Maybe you’re starting socat before Qubes OS services are started so qvm-run
is not working?
Also make sure to add systemd stop command.
I’ll have to see if I can recover the file. But it should not load before all virtualisation because I told it that virtualisation is required.
Qvm-run is a command in the virtual and it said for the connection. So that could be an issue.
However it should not stop the DM-RAID from starting as it has to start before it can load the SystemDumb crap anyway.
But it just fails at the DM-RAID, and I did enter the correct decryption key. Everything should have been all good.
I’ll pull out my work qubes drive later tonight and do a decrypt on it to get the files. At the moment I have the drive doing a long smart test to see if the drive started to fail.
This pipe is the only and last piece I need to have working to finish off the server and get everything up and running completely.
Thanks again for your assistance in the matter. It really is just the startup for it that needs to be fixed.
And yes, I hate MicroSoft SystemD. Implemented only to try to turn Linux into Windows.
Maybe you’ve used the wrong service type:
https://wiki.archlinux.org/title/Systemd#Service_types
Did you try with Type=simple
?
I just copied from another one to get the template to create it.
So all I did was remove everything that was not needed.
That I did not try, I don’t think it even has a type, it was just a single execution from what I remember.
Just executes a single shell script.
I’ll have a read of what the SystemD spyware does in more detail on that page as to the options and go from there.
Thanks.
Well, QVM-RUN doesn’t need to be active for the thing to be run, since the connection won’t take place until the login screen appears.
I am still having issues trying to get it to start up. Tried multiple things and nothing seems to stick yet.
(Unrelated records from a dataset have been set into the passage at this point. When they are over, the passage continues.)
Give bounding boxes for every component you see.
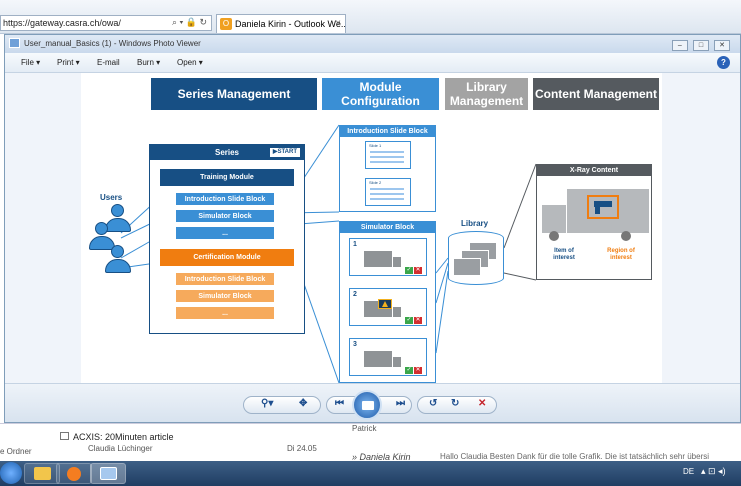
check-icon: ✓ xyxy=(405,317,413,324)
series-panel: Series ▶START Training Module Introducti… xyxy=(149,144,305,334)
region-of-interest-label: Region of interest xyxy=(607,248,635,261)
system-tray[interactable]: ▴ ⊡ ◂) xyxy=(701,466,726,477)
zoom-group xyxy=(243,396,321,414)
menu-burn[interactable]: Burn ▾ xyxy=(137,58,160,67)
more-blocks: ... xyxy=(176,307,274,319)
header-series-management: Series Management xyxy=(151,78,317,110)
reading-pane-preview: Hallo Claudia Besten Dank für die tolle … xyxy=(440,452,710,461)
certification-module: Certification Module xyxy=(160,249,294,266)
cross-icon: ✕ xyxy=(414,317,422,324)
photo-viewer-window: User_manual_Basics (1) - Windows Photo V… xyxy=(4,34,741,423)
item-of-interest-label: Item of interest xyxy=(553,248,575,261)
mail-item-subject[interactable]: ACXIS: 20Minuten article xyxy=(73,432,174,442)
media-player-icon xyxy=(67,467,81,481)
header-library-management: Library Management xyxy=(445,78,528,110)
next-icon[interactable]: ⏭ xyxy=(396,398,405,409)
sim-card: 1 ✓ ✕ xyxy=(349,238,427,276)
cross-icon: ✕ xyxy=(414,367,422,374)
rotate-cw-icon[interactable]: ↻ xyxy=(451,398,459,409)
warning-icon xyxy=(378,299,392,309)
slide-image: Series Management Module Configuration L… xyxy=(81,73,662,383)
language-indicator[interactable]: DE xyxy=(683,467,694,476)
menu-file[interactable]: File ▾ xyxy=(21,58,40,67)
help-icon[interactable]: ? xyxy=(717,56,730,69)
taskbar-explorer[interactable] xyxy=(24,463,60,484)
window-controls: – □ ✕ xyxy=(670,38,730,51)
header-content-management: Content Management xyxy=(533,78,659,110)
browser-toolbar: https://gateway.casra.ch/owa/ ⌕ ▾ 🔒 ↻ O … xyxy=(0,0,741,34)
maximize-button[interactable]: □ xyxy=(692,40,709,51)
sim-panel-title: Simulator Block xyxy=(340,222,435,233)
library-database-icon xyxy=(448,231,504,285)
delete-icon[interactable]: ✕ xyxy=(478,398,486,409)
training-module: Training Module xyxy=(160,169,294,186)
viewer-toolbar: ⚲▾ ✥ ⏮ ⏭ ↺ ↻ ✕ xyxy=(5,383,740,422)
start-button[interactable] xyxy=(0,462,22,484)
mini-slide: Slide 1 xyxy=(365,141,411,169)
mail-item-date: Di 24.05 xyxy=(287,444,317,453)
mini-slide: Slide 2 xyxy=(365,178,411,206)
outlook-icon: O xyxy=(220,18,232,30)
menu-bar: File ▾ Print ▾ E-mail Burn ▾ Open ▾ ? xyxy=(5,53,740,73)
library-label: Library xyxy=(461,219,489,228)
window-title: User_manual_Basics (1) - Windows Photo V… xyxy=(24,39,201,48)
users-label: Users xyxy=(100,193,123,202)
minimize-button[interactable]: – xyxy=(671,40,688,51)
menu-open[interactable]: Open ▾ xyxy=(177,58,203,67)
close-button[interactable]: ✕ xyxy=(714,40,730,51)
sim-card: 2 ✓ ✕ xyxy=(349,288,427,326)
menu-print[interactable]: Print ▾ xyxy=(57,58,80,67)
zoom-icon[interactable]: ⚲▾ xyxy=(261,398,273,409)
window-titlebar[interactable]: User_manual_Basics (1) - Windows Photo V… xyxy=(5,35,740,53)
close-icon[interactable]: × xyxy=(335,15,341,33)
slideshow-button[interactable] xyxy=(352,390,382,420)
region-of-interest-box xyxy=(587,195,619,219)
intro-slide-block: Introduction Slide Block xyxy=(176,193,274,205)
simulator-block: Simulator Block xyxy=(176,290,274,302)
intro-slide-block: Introduction Slide Block xyxy=(176,273,274,285)
photo-viewer-icon xyxy=(9,38,20,48)
user-icon xyxy=(105,245,131,275)
actual-size-icon[interactable]: ✥ xyxy=(299,398,307,409)
mail-item-sender: Claudia Lüchinger xyxy=(88,444,153,453)
folder-icon xyxy=(34,467,51,480)
simulator-block: Simulator Block xyxy=(176,210,274,222)
more-blocks: ... xyxy=(176,227,274,239)
header-module-configuration: Module Configuration xyxy=(322,78,439,110)
xray-title: X-Ray Content xyxy=(537,165,651,176)
check-icon: ✓ xyxy=(405,267,413,274)
start-tag: ▶START xyxy=(269,148,300,157)
photo-viewer-icon xyxy=(100,467,117,480)
intro-panel-title: Introduction Slide Block xyxy=(340,126,435,137)
browser-tab-outlook[interactable]: O Daniela Kirin - Outlook We... × xyxy=(216,14,346,33)
simulator-panel: Simulator Block 1 ✓ ✕ 2 ✓ ✕ 3 ✓ ✕ xyxy=(339,221,436,383)
envelope-icon xyxy=(60,432,69,440)
reading-pane-name: Patrick xyxy=(352,424,377,433)
intro-slide-panel: Introduction Slide Block Slide 1 Slide 2 xyxy=(339,125,436,212)
check-icon: ✓ xyxy=(405,367,413,374)
truck-icon xyxy=(364,251,392,267)
truck-icon xyxy=(364,351,392,367)
address-bar-icons[interactable]: ⌕ ▾ 🔒 ↻ xyxy=(172,17,207,28)
taskbar-media-player[interactable] xyxy=(56,463,92,484)
cross-icon: ✕ xyxy=(414,267,422,274)
rotate-ccw-icon[interactable]: ↺ xyxy=(429,398,437,409)
image-canvas: Series Management Module Configuration L… xyxy=(5,73,740,421)
taskbar-photo-viewer[interactable] xyxy=(90,463,126,484)
taskbar xyxy=(0,461,741,486)
previous-icon[interactable]: ⏮ xyxy=(335,398,344,409)
folder-label[interactable]: e Ordner xyxy=(0,447,32,456)
xray-content-panel: X-Ray Content Item of interest Region of… xyxy=(536,164,652,280)
tab-title: Daniela Kirin - Outlook We... xyxy=(235,19,346,29)
menu-email[interactable]: E-mail xyxy=(97,58,120,67)
series-title: Series ▶START xyxy=(150,145,304,160)
sim-card: 3 ✓ ✕ xyxy=(349,338,427,376)
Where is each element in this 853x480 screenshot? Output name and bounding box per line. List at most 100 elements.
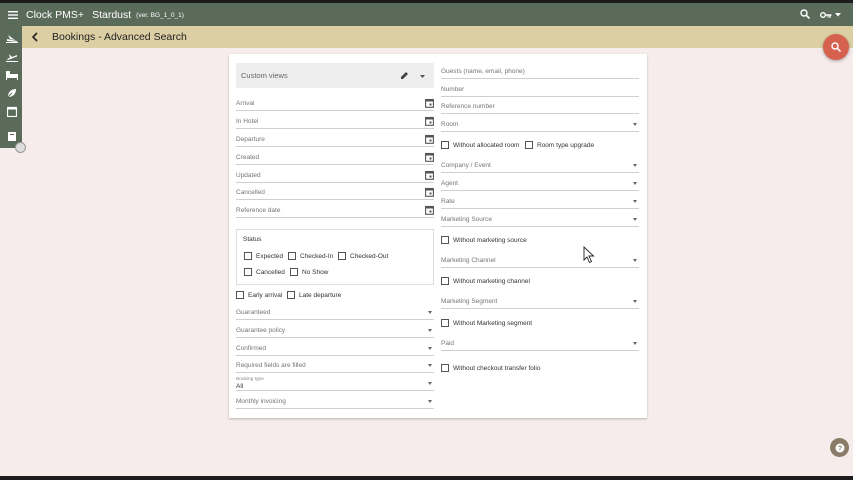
advanced-search-form: Custom views Arrival In Hotel Departure … — [229, 54, 647, 418]
reference-date-field[interactable]: Reference date — [236, 204, 434, 218]
calendar-icon[interactable] — [425, 187, 434, 199]
without-checkout-transfer-folio-checkbox[interactable]: Without checkout transfer folio — [441, 364, 540, 372]
marketing-segment-label: Marketing Segment — [441, 298, 498, 305]
key-icon[interactable] — [820, 11, 841, 19]
calendar-icon[interactable] — [425, 170, 434, 182]
chevron-down-icon[interactable] — [420, 74, 426, 81]
company-event-select[interactable]: Company / Event — [441, 159, 639, 173]
updated-date-field[interactable]: Updated — [236, 169, 434, 183]
room-type-upgrade-checkbox[interactable]: Room type upgrade — [525, 141, 594, 149]
hotel-name: Stardust — [92, 8, 132, 21]
rate-label: Rate — [441, 198, 455, 205]
help-button[interactable]: ? — [830, 438, 849, 457]
dropdown-arrow-icon — [428, 364, 432, 367]
calendar-icon[interactable] — [5, 105, 18, 118]
without-marketing-source-checkbox[interactable]: Without marketing source — [441, 236, 527, 244]
guaranteed-select[interactable]: Guaranteed — [236, 306, 434, 320]
sidebar-collapse-handle[interactable] — [15, 142, 26, 153]
without-marketing-segment-checkbox[interactable]: Without Marketing segment — [441, 319, 532, 327]
calendar-icon[interactable] — [425, 152, 434, 164]
paid-select[interactable]: Paid — [441, 337, 639, 351]
late-departure-checkbox[interactable]: Late departure — [287, 291, 341, 299]
status-group: Status Expected Checked-In Checked-Out C… — [236, 229, 434, 285]
custom-views-select[interactable]: Custom views — [236, 63, 434, 88]
booking-type-label: Booking type — [236, 377, 264, 382]
status-checked-in-checkbox[interactable]: Checked-In — [288, 252, 333, 260]
window-bottom-edge — [0, 476, 853, 480]
confirmed-select[interactable]: Confirmed — [236, 342, 434, 356]
paid-label: Paid — [441, 340, 455, 347]
created-label: Created — [236, 154, 260, 161]
confirmed-label: Confirmed — [236, 345, 266, 352]
without-allocated-room-checkbox[interactable]: Without allocated room — [441, 141, 519, 149]
back-arrow-icon[interactable] — [22, 26, 48, 48]
created-date-field[interactable]: Created — [236, 151, 434, 165]
calendar-icon[interactable] — [425, 116, 434, 128]
guarantee-policy-label: Guarantee policy — [236, 327, 286, 334]
required-fields-select[interactable]: Required fields are filled — [236, 359, 434, 373]
monthly-invoicing-select[interactable]: Monthly invoicing — [236, 395, 434, 409]
guarantee-policy-select[interactable]: Guarantee policy — [236, 324, 434, 338]
svg-text:?: ? — [837, 445, 841, 452]
agent-label: Agent — [441, 180, 458, 187]
calendar-icon[interactable] — [425, 98, 434, 110]
marketing-channel-label: Marketing Channel — [441, 257, 496, 264]
pencil-icon[interactable] — [400, 71, 409, 82]
custom-views-label: Custom views — [241, 71, 288, 80]
rate-select[interactable]: Rate — [441, 195, 639, 209]
marketing-channel-select[interactable]: Marketing Channel — [441, 254, 639, 268]
reference-number-input[interactable]: Reference number — [441, 100, 639, 114]
late-departure-label: Late departure — [299, 291, 342, 299]
marketing-source-select[interactable]: Marketing Source — [441, 213, 639, 227]
app-toolbar: Clock PMS+ Stardust (ver. BG_1_0_1) — [0, 3, 853, 26]
chevron-down-icon[interactable] — [835, 12, 841, 17]
dropdown-arrow-icon — [633, 200, 637, 203]
without-allocated-room-label: Without allocated room — [453, 141, 520, 149]
dropdown-arrow-icon — [633, 342, 637, 345]
booking-type-select[interactable]: Booking type All — [236, 375, 434, 391]
search-icon[interactable] — [800, 8, 811, 21]
guests-input[interactable]: Guests (name, email, phone) — [441, 65, 639, 79]
no-show-label: No Show — [302, 268, 329, 276]
room-label: Room — [441, 121, 459, 128]
status-expected-checkbox[interactable]: Expected — [244, 252, 283, 260]
without-marketing-segment-label: Without Marketing segment — [453, 319, 533, 327]
cancelled-date-field[interactable]: Cancelled — [236, 186, 434, 200]
departure-date-field[interactable]: Departure — [236, 133, 434, 147]
early-arrival-checkbox[interactable]: Early arrival — [236, 291, 282, 299]
page-header: Bookings - Advanced Search — [22, 26, 853, 48]
guaranteed-label: Guaranteed — [236, 309, 271, 316]
status-no-show-checkbox[interactable]: No Show — [290, 268, 328, 276]
plane-landing-icon[interactable] — [5, 31, 18, 44]
calendar-icon[interactable] — [425, 205, 434, 217]
dropdown-arrow-icon — [633, 164, 637, 167]
dropdown-arrow-icon — [428, 329, 432, 332]
room-select[interactable]: Room — [441, 118, 639, 132]
marketing-segment-select[interactable]: Marketing Segment — [441, 295, 639, 309]
search-button[interactable] — [823, 34, 849, 60]
bed-icon[interactable] — [5, 69, 18, 82]
number-placeholder: Number — [441, 86, 465, 93]
without-checkout-transfer-folio-label: Without checkout transfer folio — [453, 364, 541, 372]
leaf-icon[interactable] — [5, 87, 18, 100]
number-input[interactable]: Number — [441, 83, 639, 97]
menu-icon[interactable] — [0, 3, 26, 26]
book-icon[interactable] — [5, 130, 18, 143]
in-hotel-date-field[interactable]: In Hotel — [236, 115, 434, 129]
arrival-date-field[interactable]: Arrival — [236, 97, 434, 111]
plane-takeoff-icon[interactable] — [5, 50, 18, 63]
booking-type-value: All — [236, 383, 244, 390]
guests-placeholder: Guests (name, email, phone) — [441, 68, 525, 75]
page-title: Bookings - Advanced Search — [52, 31, 187, 43]
dropdown-arrow-icon — [633, 123, 637, 126]
status-checked-out-checkbox[interactable]: Checked-Out — [338, 252, 388, 260]
calendar-icon[interactable] — [425, 134, 434, 146]
status-cancelled-checkbox[interactable]: Cancelled — [244, 268, 285, 276]
dropdown-arrow-icon — [428, 400, 432, 403]
in-hotel-label: In Hotel — [236, 118, 259, 125]
dropdown-arrow-icon — [633, 300, 637, 303]
mouse-cursor-icon — [583, 246, 595, 264]
without-marketing-channel-checkbox[interactable]: Without marketing channel — [441, 277, 530, 285]
agent-select[interactable]: Agent — [441, 177, 639, 191]
expected-label: Expected — [256, 252, 284, 260]
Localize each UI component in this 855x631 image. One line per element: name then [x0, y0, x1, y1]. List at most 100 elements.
This is what I have for the service…
[Unit]
Description=SHServer Access
After=qubes-db-dom0.service libvirtd.service xenconsoled.service qubesd.service qubes-qmemman.service
[Service]
Type=basic
ExecStart=socat TCP-LISTEN:9090,fork EXEC:“‘qvm-run --pass-io SHServer socat STDIO TCP:localhost:80’”
RemainAfterExit=yes
[Install]
WantedBy=sh.service
I removed the
"
[Install]
WantedBy=sh.service
"
as it isn’t needed that I know of.
But it is needed to be able to get things going I think.
Try it like this:
cat << 'EOF' | sudo tee /etc/systemd/system/socat.socket
[Unit]
Description=socat
[Socket]
ListenStream=127.0.0.1:9090
Accept=true
[Install]
WantedBy=sockets.target
EOF
cat << 'EOF' | sudo tee /etc/systemd/system/socat@.service
[Unit]
Description=socat
[Service]
ExecStart=/usr/bin/socat STDIO EXEC:“‘qvm-run --pass-io SHServer socat STDIO TCP:localhost:80’”
StandardInput=socket
StandardOutput=inherit
EOF
sudo systemctl daemon-reload
sudo systemctl enable --now socat.socket
Interesting way to do it.
At the moment I have a 60 second delay in a bash script that runs the command and a few other bits. So the system should be fully up and running by the time the connection tries to establish itself.
I don’t understand why you have sudo and tee and all that extra crap in there.
But yes my bash script runs as a normal basic service like you mentioned. I removed all the extra stuff from it to leave it as just a few lines.
But how can I get the service to run after the specific guests have started?
I can’t figure that one out using systemd.
The bash script just checks with the system using XL to see if the 3 visuals have started or not. If they have started then it runs the command, otherwise it waits another few seconds before retrying.
But right now I’m just working on the networking site of things and performing the pass through between the guest and the internet to accept an incoming connection and setting that on the networking.
Currently harder than it used to be in qubes 3.
But then again all of it is easier in the earlier versions. But that is what happens when people try to fix something that isn’t broken.
I appreciate the help with this issue, you have given me plenty of answers and guided me to many thoughts and ideas that I can now achieve.